Wednesday, April 11, 2007

SNTT - Installing and configuring ODBC drivers for Domino on Red Hat Enterprise Linux

This has been a long time coming, but I'm finally ready to move my Domino application server to Linux. Nearly every application I've written in Notes uses LC LSX to access data from our iSeries ERP server. My current Domino application server is also an an iSeries, so I can use the native DB2 connectivity built in. For Linux I need to configure ODBC, and I really didn't relish the idea of going through all the previous hell from my proof of concept.

Getting the DataDirect 5.2 drivers

I contacted Lotus support to see if there was a more recent version of the DataDirect ODBC drivers than the 5.1 version and layers of hotfixes I used previously. The good news is there is a newer release! The Lotus OEM branded DataDirect 5.2 drivers are included with Domino 6.5.6, which was released on March 27, 2007. However they are not available as a stand-alone download. You have to install the server to get them, and you must select the Enterprise server. Even then the drivers aren't installed, they're just extracted from the installation image.

Installing the drivers

Now that you've installed Domino 6.5.6 Enterprise you have to track down the drivers. They're in /opt/lotus/notes/6560/linux/, and you install them by executing the file EIODBClinux and following the on screen prompts. The rest of this documentation assumes you accepted all the default values.


If you've worked with the Linux ODBC drivers in the past you probably know what to do from here. If you haven't, configuring the drivers means getting your hands a little dirty. First up, environment variables.

Environment variables in RHEL are kept in the file /etc/profile and you have to be logged in as root to modify it. I always log into my RHEL servers with my Notes user account, so I go to a Terminal prompt and use su to switch to the root user. Then I type gedit /etc/profile to open the file in the Gnome Editor, which I like a billion times better than vi. In the profile file you will see a line like this:


Add the following before this line:

export LANG

ODBCINI = /opt/odbc/odbc.ini
export LIBPATH


I split the export and PATH lines for readability, you can certainly put them all one line if you like. Following the second PATH line above should be the default export line I listed previously. When you're finished, save and close the profile file.

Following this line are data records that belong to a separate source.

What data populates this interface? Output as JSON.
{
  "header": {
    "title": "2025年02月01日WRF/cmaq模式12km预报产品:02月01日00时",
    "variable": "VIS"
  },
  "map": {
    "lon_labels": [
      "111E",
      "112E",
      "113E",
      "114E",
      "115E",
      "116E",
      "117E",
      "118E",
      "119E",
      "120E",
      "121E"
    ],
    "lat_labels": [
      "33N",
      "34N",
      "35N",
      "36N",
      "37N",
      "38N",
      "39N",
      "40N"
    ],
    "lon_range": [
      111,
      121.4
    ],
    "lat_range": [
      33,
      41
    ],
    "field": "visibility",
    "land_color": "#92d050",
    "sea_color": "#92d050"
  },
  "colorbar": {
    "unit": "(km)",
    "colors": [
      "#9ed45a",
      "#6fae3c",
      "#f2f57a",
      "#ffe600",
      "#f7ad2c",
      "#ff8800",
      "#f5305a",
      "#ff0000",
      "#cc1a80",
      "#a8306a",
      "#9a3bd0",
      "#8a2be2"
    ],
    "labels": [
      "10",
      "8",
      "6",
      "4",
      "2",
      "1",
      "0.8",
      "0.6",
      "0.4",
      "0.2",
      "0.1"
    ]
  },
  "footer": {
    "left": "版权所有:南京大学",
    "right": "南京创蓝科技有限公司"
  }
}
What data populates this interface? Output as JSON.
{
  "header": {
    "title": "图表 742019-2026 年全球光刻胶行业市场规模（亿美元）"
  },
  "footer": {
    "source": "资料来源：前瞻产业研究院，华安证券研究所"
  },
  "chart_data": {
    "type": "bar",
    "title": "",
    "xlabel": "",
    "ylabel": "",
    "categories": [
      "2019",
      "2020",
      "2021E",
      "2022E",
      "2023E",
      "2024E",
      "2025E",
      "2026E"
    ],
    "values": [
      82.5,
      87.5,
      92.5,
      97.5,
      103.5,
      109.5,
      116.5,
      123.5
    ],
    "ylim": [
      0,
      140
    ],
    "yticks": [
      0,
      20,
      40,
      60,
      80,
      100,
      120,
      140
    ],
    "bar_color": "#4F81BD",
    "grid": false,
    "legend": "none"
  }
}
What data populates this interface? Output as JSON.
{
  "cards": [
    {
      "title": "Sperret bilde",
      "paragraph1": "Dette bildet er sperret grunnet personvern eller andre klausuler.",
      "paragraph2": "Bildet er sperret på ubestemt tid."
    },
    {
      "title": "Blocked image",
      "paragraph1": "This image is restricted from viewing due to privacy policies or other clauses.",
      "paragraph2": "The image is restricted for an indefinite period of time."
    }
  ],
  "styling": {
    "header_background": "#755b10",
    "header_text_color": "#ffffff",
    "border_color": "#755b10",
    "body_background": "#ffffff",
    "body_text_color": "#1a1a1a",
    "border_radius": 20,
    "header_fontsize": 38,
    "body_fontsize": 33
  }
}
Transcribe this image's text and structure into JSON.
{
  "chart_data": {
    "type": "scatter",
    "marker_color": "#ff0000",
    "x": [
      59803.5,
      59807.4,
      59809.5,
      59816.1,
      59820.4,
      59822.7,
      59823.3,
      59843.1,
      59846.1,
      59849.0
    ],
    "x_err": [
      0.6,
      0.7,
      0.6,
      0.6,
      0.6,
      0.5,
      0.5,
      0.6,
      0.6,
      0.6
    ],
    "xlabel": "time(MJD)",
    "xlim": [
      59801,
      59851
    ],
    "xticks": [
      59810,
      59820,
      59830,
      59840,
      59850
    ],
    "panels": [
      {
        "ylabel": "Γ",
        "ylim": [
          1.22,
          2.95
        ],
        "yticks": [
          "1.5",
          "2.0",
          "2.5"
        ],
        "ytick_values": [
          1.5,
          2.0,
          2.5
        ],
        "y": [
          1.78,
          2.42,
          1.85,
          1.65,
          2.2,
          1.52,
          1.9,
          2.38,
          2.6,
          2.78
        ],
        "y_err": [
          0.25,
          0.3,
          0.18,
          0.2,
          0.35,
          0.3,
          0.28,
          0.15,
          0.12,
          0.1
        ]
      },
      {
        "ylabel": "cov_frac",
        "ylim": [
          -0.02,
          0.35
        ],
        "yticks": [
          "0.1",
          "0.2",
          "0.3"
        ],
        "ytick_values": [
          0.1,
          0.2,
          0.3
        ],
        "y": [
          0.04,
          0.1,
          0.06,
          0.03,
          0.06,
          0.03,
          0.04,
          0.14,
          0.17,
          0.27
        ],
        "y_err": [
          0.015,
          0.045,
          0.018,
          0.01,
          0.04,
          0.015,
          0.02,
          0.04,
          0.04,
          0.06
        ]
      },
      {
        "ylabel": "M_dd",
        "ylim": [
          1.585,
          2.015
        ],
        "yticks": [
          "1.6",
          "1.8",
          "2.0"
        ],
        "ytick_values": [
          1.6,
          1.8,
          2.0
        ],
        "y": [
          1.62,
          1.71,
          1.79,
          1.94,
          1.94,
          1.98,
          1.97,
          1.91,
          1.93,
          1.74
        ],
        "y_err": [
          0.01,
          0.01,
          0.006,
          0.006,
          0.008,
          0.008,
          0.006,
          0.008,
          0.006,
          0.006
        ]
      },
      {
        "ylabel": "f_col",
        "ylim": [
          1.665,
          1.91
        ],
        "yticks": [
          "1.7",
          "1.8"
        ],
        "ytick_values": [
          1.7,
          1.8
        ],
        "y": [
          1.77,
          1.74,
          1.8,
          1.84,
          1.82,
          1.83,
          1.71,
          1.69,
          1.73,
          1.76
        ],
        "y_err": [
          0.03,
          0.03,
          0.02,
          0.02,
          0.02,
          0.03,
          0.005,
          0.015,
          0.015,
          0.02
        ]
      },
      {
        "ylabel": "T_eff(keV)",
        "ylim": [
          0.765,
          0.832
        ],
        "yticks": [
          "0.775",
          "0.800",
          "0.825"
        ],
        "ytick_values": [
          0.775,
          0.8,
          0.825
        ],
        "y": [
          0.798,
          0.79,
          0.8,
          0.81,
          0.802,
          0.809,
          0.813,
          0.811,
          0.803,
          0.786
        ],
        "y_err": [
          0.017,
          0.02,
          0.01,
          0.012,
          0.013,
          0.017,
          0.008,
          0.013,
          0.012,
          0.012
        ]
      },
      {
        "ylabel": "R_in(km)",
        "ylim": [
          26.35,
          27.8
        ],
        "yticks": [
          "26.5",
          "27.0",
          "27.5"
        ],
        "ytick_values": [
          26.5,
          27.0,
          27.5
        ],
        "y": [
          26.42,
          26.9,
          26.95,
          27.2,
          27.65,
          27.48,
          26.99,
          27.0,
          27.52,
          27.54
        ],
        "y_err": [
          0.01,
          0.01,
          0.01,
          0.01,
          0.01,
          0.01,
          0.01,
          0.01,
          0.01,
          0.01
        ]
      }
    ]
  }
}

Next up, configuring the ODBC driver. All the configuration is done in the odbc.ini file, which if you were paying attention you might have guessed is in /opt/odbc. Edit the file by using gedit /opt/odbc/odbc.ini . The odbc.ini file is divided into several sections. The [ODBC Data Sources] section lists all the configured system DSN's that can be used. It's generally a good idea to leave all the defaults alone and add what you need. In my case I'm adding a DB2 DSN called LOCAL, so mine looks like this:

[ODBC Data Sources]
LOCAL=IBM Lotus OEM 5.2 DB2 Wire Protocol
DB2 Wire Protocol=IBM Lotus OEM 5.2 Wire Protocol

The next step is to configure your DSN. You do this by copying the section for your type of driver, renaming it, then updating the parameters. Since I'm using the DB2 Wire Protocol driver, I copied the [DB2 Wire Protocol] section, then pasted it back into the same file, giving me two copies of the same section. Then I renamed the one I pasted.

Description=IBM Lotus OEM 5.2 DB2 Wire Protocol

Tip: If you're connecting from RHEL to DB2 on an iSeries, make sure you do the following:

add # before the Database= line
IpAddress=your iSeries IP
Location=iSeries DB name from WRKRDBDIRE
TcpPort = 446 (that's the default, check with your iSeries admin if it doesn't work)

Save and close the odbc.ini file when you're finished. From the command prompt you used to edit the file, issue the command source /etc/profile . This will reload /etc/profile, updating the environment variables.

You can test your connection by executing /opt/ibm/lotus/notes/latest/linux/dctest. At the first prompt enter option 3 to select an ODBC connection, then enter the name of your DSN. If you get errors about files not existing you may want to try restarting the server, or at least logging off and back on again.


  1. Charles,

    Do the 'DataDirect 5.2 drivers' include drivers to establish a connection from an ISeries to an SQL Server?


    Dan Soares

  2. Dan, I honestly don't know. I'm not sure if the Data Direct 5.2 ODBC drivers are available for iSeries and if they are I'm not sure what they support. On Linux there is a "SQL Server wire protocol" driver.